Chego ao topo da subida envolto numa espessa neblina. Dou uma espiada no ciclômetro e vejo que foram necessários oitenta e cinco minutos pra percorrer aqueles vinte quilômetros, com apenas uma curta parada de menos de dois minutos. Numa venda à beira da estrada vejo a Cris, esposa do nosso amigo da Bahia, entusiasmada com a situação, tirando várias fotos. Logo vejo o Max e o outro cara, surgidos de dentro da neblina como se estivessem escondidos dentro de um armário. Combinamos de esperar todos chegarem nesse ponto, para só então prosseguir.






Entramos na simpática casinha de madeira que serve lanches e itens regionais e damos uma relaxada. Peço um chá quente pra tentar combater o frio que já se embrenha pelos poros da pele e ficamos ali alguns minutos, até todos chegarem.

A intenção inicial era pedalar até a cidade de Urubici, distante ainda cerca de oitenta e poucos quilômetros daquele ponto. Mas o tempo inclemente, com uma neblina que já estava se transformando em chuva fina e o frio intenso, aliado ao impacto físico da recente pirambeira que havíamos subido, deram uma castigada no ânimo da turma. Já não havia tanta certeza em prosseguir com os planos iniciais.






Mas decidimos seguir um pouco mais... (“Vai que esse tempo melhora e tudo se ajeita...”). Retornamos então à estrada e procuramos ficar um pouco mais próximos uns dos outros. Rodamos mais vinte quilômetros num sobe e desce constante em que a neblina se dissipou, mas em compensação a chuva fina se estabeleceu, e o frio, característico dessa região conhecida como a mais gelada do país, também fincou os pés.

Fizemos então um “pit stop” no acostamento, no exato ponto de entrada para a pousada onde havíamos nos hospedado, e colocamos novamente em questão se prosseguiríamos ou se decretaríamos que estava de bom tamanho. Havia opiniões divergentes. Na verdade, podíamos dividir democraticamente o grupo, aqueles que quisessem ficar, era só entrar para o aconchego da pousada, tomar um bom banho quente e ir se aquecer ao lado do fogão a lenha. Aos que quisessem seguir em frente bastava retornar à meditação ativa da rotação dos pedais.

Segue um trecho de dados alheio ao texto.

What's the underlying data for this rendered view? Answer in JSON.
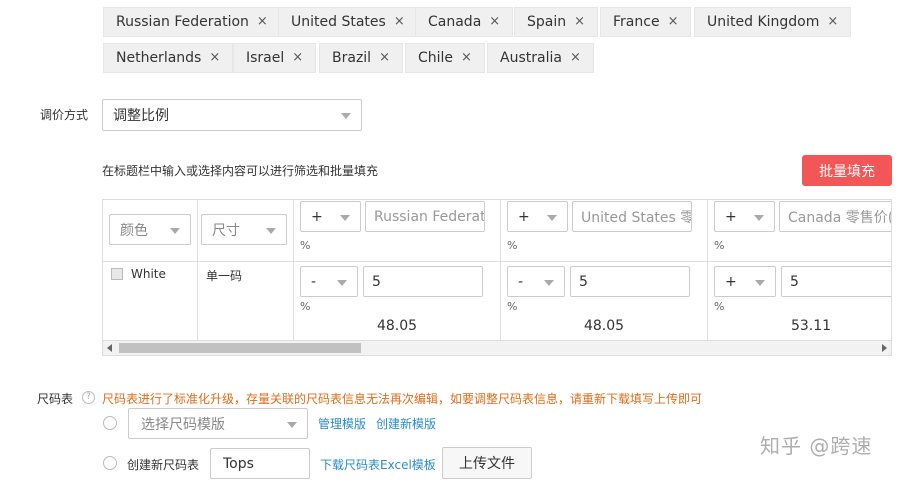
{
  "countries": [
    "Russian Federation",
    "United States",
    "Canada",
    "Spain",
    "France",
    "United Kingdom",
    "Netherlands",
    "Israel",
    "Brazil",
    "Chile",
    "Australia"
  ],
  "remove_glyph": "×",
  "pricing": {
    "label": "调价方式",
    "value": "调整比例"
  },
  "table_hint": "在标题栏中输入或选择内容可以进行筛选和批量填充",
  "batch_fill_label": "批量填充",
  "table": {
    "color_header": "颜色",
    "size_header": "尺寸",
    "pct": "%",
    "columns": [
      {
        "op": "+",
        "placeholder": "Russian Federatic"
      },
      {
        "op": "+",
        "placeholder": "United States 零售"
      },
      {
        "op": "+",
        "placeholder": "Canada 零售价(U"
      }
    ],
    "row": {
      "color": "White",
      "size": "单一码",
      "cells": [
        {
          "op": "-",
          "value": "5",
          "result": "48.05"
        },
        {
          "op": "-",
          "value": "5",
          "result": "48.05"
        },
        {
          "op": "+",
          "value": "5",
          "result": "53.11"
        }
      ]
    }
  },
  "size_chart": {
    "label": "尺码表",
    "help": "?",
    "warning": "尺码表进行了标准化升级，存量关联的尺码表信息无法再次编辑，如要调整尺码表信息，请重新下载填写上传即可",
    "template_placeholder": "选择尺码模版",
    "manage_link": "管理模版",
    "create_link": "创建新模版",
    "new_label": "创建新尺码表",
    "new_value": "Tops",
    "download_link": "下载尺码表Excel模板",
    "upload_label": "上传文件"
  },
  "watermark": "知乎 @跨速"
}
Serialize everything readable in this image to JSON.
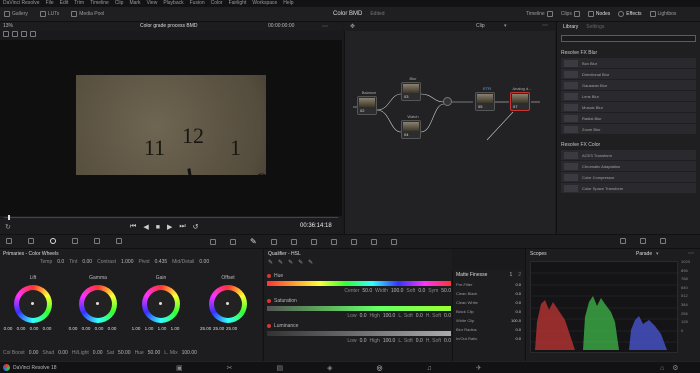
{
  "menu": [
    "DaVinci Resolve",
    "File",
    "Edit",
    "Trim",
    "Timeline",
    "Clip",
    "Mark",
    "View",
    "Playback",
    "Fusion",
    "Color",
    "Fairlight",
    "Workspace",
    "Help"
  ],
  "toolbar": {
    "left_items": [
      "Gallery",
      "LUTs",
      "Media Pool"
    ],
    "title": "Color BMD",
    "status": "Edited",
    "right_items": [
      "Timeline",
      "Clips",
      "Nodes",
      "Effects",
      "Lightbox"
    ]
  },
  "viewer": {
    "zoom": "13%",
    "clip_name": "Color grade process BMD",
    "timecode_top": "00:00:00:00",
    "timecode": "00:36:14:18"
  },
  "nodes": {
    "mode": "Clip",
    "items": [
      {
        "id": "02",
        "label": "Balance"
      },
      {
        "id": "03",
        "label": "Blur"
      },
      {
        "id": "04",
        "label": "Watch"
      },
      {
        "id": "05",
        "label": "ETR"
      },
      {
        "id": "07",
        "label": "Analog d..."
      }
    ]
  },
  "library": {
    "tab_active": "Library",
    "tab_inactive": "Settings",
    "sections": [
      {
        "title": "Resolve FX Blur",
        "items": [
          "Box Blur",
          "Directional Blur",
          "Gaussian Blur",
          "Lens Blur",
          "Mosaic Blur",
          "Radial Blur",
          "Zoom Blur"
        ]
      },
      {
        "title": "Resolve FX Color",
        "items": [
          "ACES Transform",
          "Chromatic Adaptation",
          "Color Compressor",
          "Color Space Transform"
        ]
      }
    ]
  },
  "wheels": {
    "title": "Primaries - Color Wheels",
    "top_params": [
      {
        "label": "Temp",
        "value": "0.0"
      },
      {
        "label": "Tint",
        "value": "0.00"
      },
      {
        "label": "Contrast",
        "value": "1.000"
      },
      {
        "label": "Pivot",
        "value": "0.435"
      },
      {
        "label": "Mid/Detail",
        "value": "0.00"
      }
    ],
    "items": [
      {
        "name": "Lift",
        "values": [
          "0.00",
          "0.00",
          "0.00",
          "0.00"
        ]
      },
      {
        "name": "Gamma",
        "values": [
          "0.00",
          "0.00",
          "0.00",
          "0.00"
        ]
      },
      {
        "name": "Gain",
        "values": [
          "1.00",
          "1.00",
          "1.00",
          "1.00"
        ]
      },
      {
        "name": "Offset",
        "values": [
          "25.00",
          "25.00",
          "25.00"
        ]
      }
    ],
    "bottom_params": [
      {
        "label": "Col Boost",
        "value": "0.00"
      },
      {
        "label": "Shad",
        "value": "0.00"
      },
      {
        "label": "Hi/Light",
        "value": "0.00"
      },
      {
        "label": "Sat",
        "value": "50.00"
      },
      {
        "label": "Hue",
        "value": "50.00"
      },
      {
        "label": "L. Mix",
        "value": "100.00"
      }
    ]
  },
  "hsl": {
    "title": "Qualifier - HSL",
    "sections": [
      {
        "name": "Hue",
        "params": [
          {
            "label": "Center",
            "value": "50.0"
          },
          {
            "label": "Width",
            "value": "100.0"
          },
          {
            "label": "Soft",
            "value": "0.0"
          },
          {
            "label": "Sym",
            "value": "50.0"
          }
        ]
      },
      {
        "name": "Saturation",
        "params": [
          {
            "label": "Low",
            "value": "0.0"
          },
          {
            "label": "High",
            "value": "100.0"
          },
          {
            "label": "L. Soft",
            "value": "0.0"
          },
          {
            "label": "H. Soft",
            "value": "0.0"
          }
        ]
      },
      {
        "name": "Luminance",
        "params": [
          {
            "label": "Low",
            "value": "0.0"
          },
          {
            "label": "High",
            "value": "100.0"
          },
          {
            "label": "L. Soft",
            "value": "0.0"
          },
          {
            "label": "H. Soft",
            "value": "0.0"
          }
        ]
      }
    ]
  },
  "matte": {
    "title": "Matte Finesse",
    "page": "1",
    "page2": "2",
    "rows": [
      {
        "label": "Pre-Filter",
        "value": "0.0"
      },
      {
        "label": "Clean Black",
        "value": "0.0"
      },
      {
        "label": "Clean White",
        "value": "0.0"
      },
      {
        "label": "Black Clip",
        "value": "0.0"
      },
      {
        "label": "White Clip",
        "value": "100.0"
      },
      {
        "label": "Blur Radius",
        "value": "0.0"
      },
      {
        "label": "In/Out Ratio",
        "value": "0.0"
      }
    ]
  },
  "scopes": {
    "title": "Scopes",
    "mode": "Parade",
    "scale": [
      "1023",
      "896",
      "768",
      "640",
      "512",
      "384",
      "256",
      "128",
      "0"
    ]
  },
  "status": {
    "app": "DaVinci Resolve 18"
  }
}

Engraçados esses momentos... Os que se achavam muito cansados e queriam, no fundo, encerrar a brincadeira, talvez esperassem a adesão dos demais. Como essa adesão não rolou, eles preferiram aderir à parte que decidiu seguir em frente.

O próximo trecho de vinte quilômetros foi talvez o mais duro. Sucessivas subidas, bastante íngremes e razoavelmente longas, se intercalavam com descidas magníficas e paisagem ao redor absolutamente enternecedora e bucólica. Casinhas de madeira com aquela fumacinha saindo da chaminé, bosques de araucária a perder de vista, cavalos solitários “perdidos” em amplos pastos, aquela chuvinha fina convidando ao recolhimento...






Chegamos ao trevo em que a estrada se bifurca para as cidades de São Joaquim e Urubici. Dali até o nosso objetivo inicialmente proposto faltavam mais cinquenta quilômetros. A essa altura estávamos completamente molhados e só não estávamos congelados porque produzíamos muito calor de dentro pra fora. Fizemos nova rápida parada no acostamento pra reunir a turma, comer umas bananas e avaliar a situação. Novamente alguns já estavam convictos de que a brincadeira já estava de bom tamanho, e que já havíamos há muito passado para o campo da teimosia. Mas o Max fez tão boa propaganda do trecho que faltava (“é o mais bonito da região”, “daqui pra frente praticamente não tem mais subida”, etc.), e a facção que estava mais disposta parecia estar ainda mais disposta (“já que viemos até aqui...”), que montamos nas bikes e, meio sem pensar muito, prosseguimos.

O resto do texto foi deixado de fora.